Zorlu bir süeç buradaki, oldukça yoğun hem fiziksel hem zihinsel hem de ruhsal olarak. Zaten hayatının çetrefilli bir evresinde olan insan iyice yıpranmaz mı diye düşünebilirsiniz. O zaman ben de size bu hafta yaşanan bir olayı anlatayım:
Öğrenciler buraya, bu adaya, bu ülkeye tek başlarına geliyorlar. Çoğu benzer durumdalar, ve yanlız oldukları için de kendilerini diğer öğrencilere açmaya hazır oluyorlar. Eğer doğru grup ruhu yakalanırsa çok güçlü bir arkadaşlık ve çok sağlam bir duygusal destek sistemi oluşturulabiliyor. Buradaki eğitmenlerin de aslında en büyük görevlerinden biri bu ruhun oluşmasını sağlamak ve onu ayakta tutmak. Neyse, sadede geleyim. Öğrencilerimden biri erken menepoz evresinde şu anda. Bu nedenle bir çok hormonal ve dolayısıyla da duygusal dalgalanma yaşıyor. Dün dersin ortasında bir anda ağlamaya başladı. Ama öyle minik minik sakin sakin değil. Hüngür hüngür, durduramıyor kesinlikle, ve sebebini de bilmiyor. Bir ara dışarı çıktı. Dışarıda ortalıkta tavuklar geziyor. Tavukların yanında da civcivleri var. Onları gördü, daha da çok ağladı. Bu öğrencim yönetici konumunda olan ve uzun yıllardır ağlamamış olduğunu söyleyen bir kadın. İnsanların yanında ağlamak istemedi kaçıp gitmek istedi. Elimden geldiğince destek olup grupla beraber kalması gerektiğini anlattım. Hiç mutlu olmadı bu durumdan, ama kaldı. Gitseydi bu grup zor zamanlarda kaçılacak bir ortam olacaktı. Tıpkı günlük hayatımızda girdiğimiz duygulardan ve empatiden yoksun birçok ortam gibi. Oysa bizim bu ortamın güvenli olmasına ve zor durumlarda kaçılacak değil aksine gidilecek bir yer olmasına ihtiyacımız vardı. Öğrencim dersin sonuna kadar kenarda dinlendi, ufak ufak da ağlamaya devam etti. Dersi grup sarılmasıyla kapattık. Dersten sonra onu artık arkadaşlarının şevkatine emanet ettim. Ertesi gün uzun uzun teşekkür etti kalmasını sağladığım için. Bugün çok daha güçlü ve keyifli görünüyor. Sabah şimdiye kadarki en iyi meditasyon deneyimini yaşadığını söyledi.

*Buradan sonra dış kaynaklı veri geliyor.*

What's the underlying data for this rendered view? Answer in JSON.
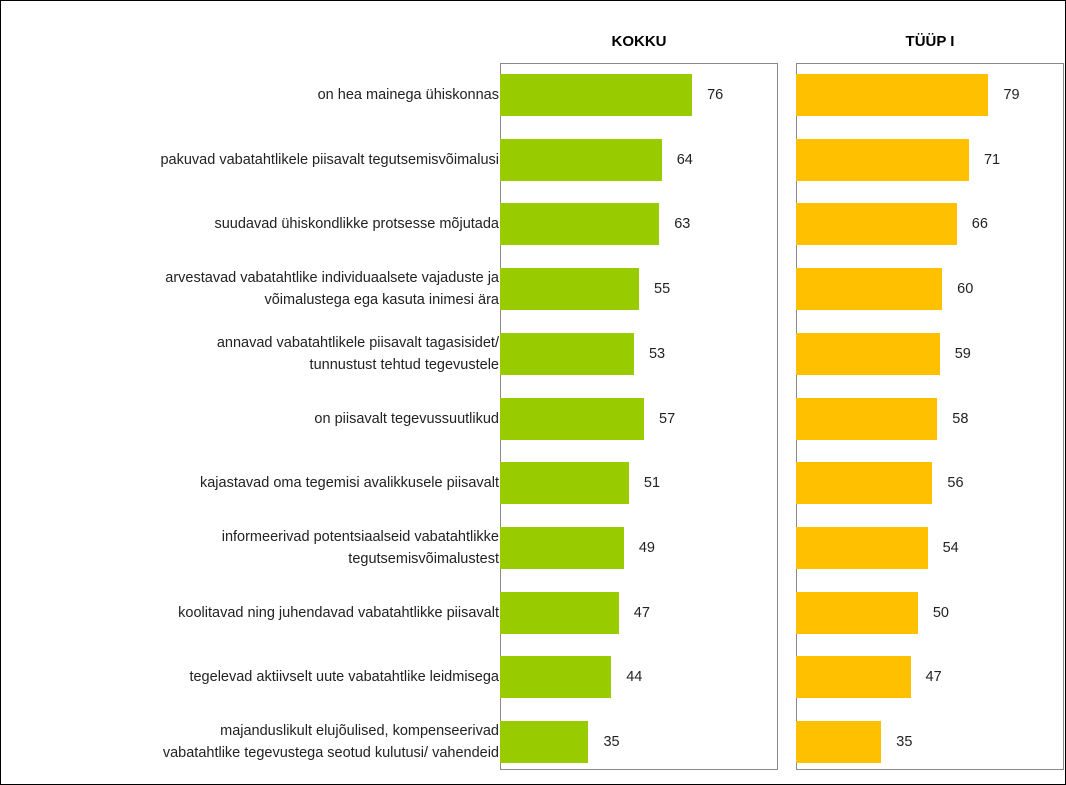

Bizim böyle ortamlara ihtiyacımız var hayatta. Rahat rahat, saklanma ihtiyacı hissetmeden, içimize attığımız kırgınlıkları, yogunlukları, acıları çevremizdekilerin desteğiyle hiç utanç hissetmeden onaracağımız ortamlara çok ama çok ihtiyacımız var. Yoga sınıfı da böyle bir ortam olmalı aslına bakarsanız. Neden mi? Çünkü yoga pratiği sırasında o derine derine gömdüğünüz duygular var ya, bi bakıyorsunuz toplanıp oturmaya gelmişler. Eee hazırlık yapmamıştım….. Biz yapıyoruz işte o hazırlığı sizin için, merak etmeyin. Bir yoga dersinin en önemli ulaşılması en zor aşamalarından biri: zihin, beden ve ruh hazır hasret giderecek zaman bulmuşken karşınıza ne çıkarırsa onu olduğu gibi kabul etmek. Bu bazen asla dengede duramamak, bazen asla yapamadığınız bir hareketi şıp diye yapıvermek, bazen gülme krizine girmek, bazen bir anda ağlamaya başlamak, bazen kedinize kızmak, bazen hocaya, bazen Savasana’da hayatın anlamını yakalamak, bazen de sınıftan kaçıp gitmek istemek şeklinde çıkabiliyor.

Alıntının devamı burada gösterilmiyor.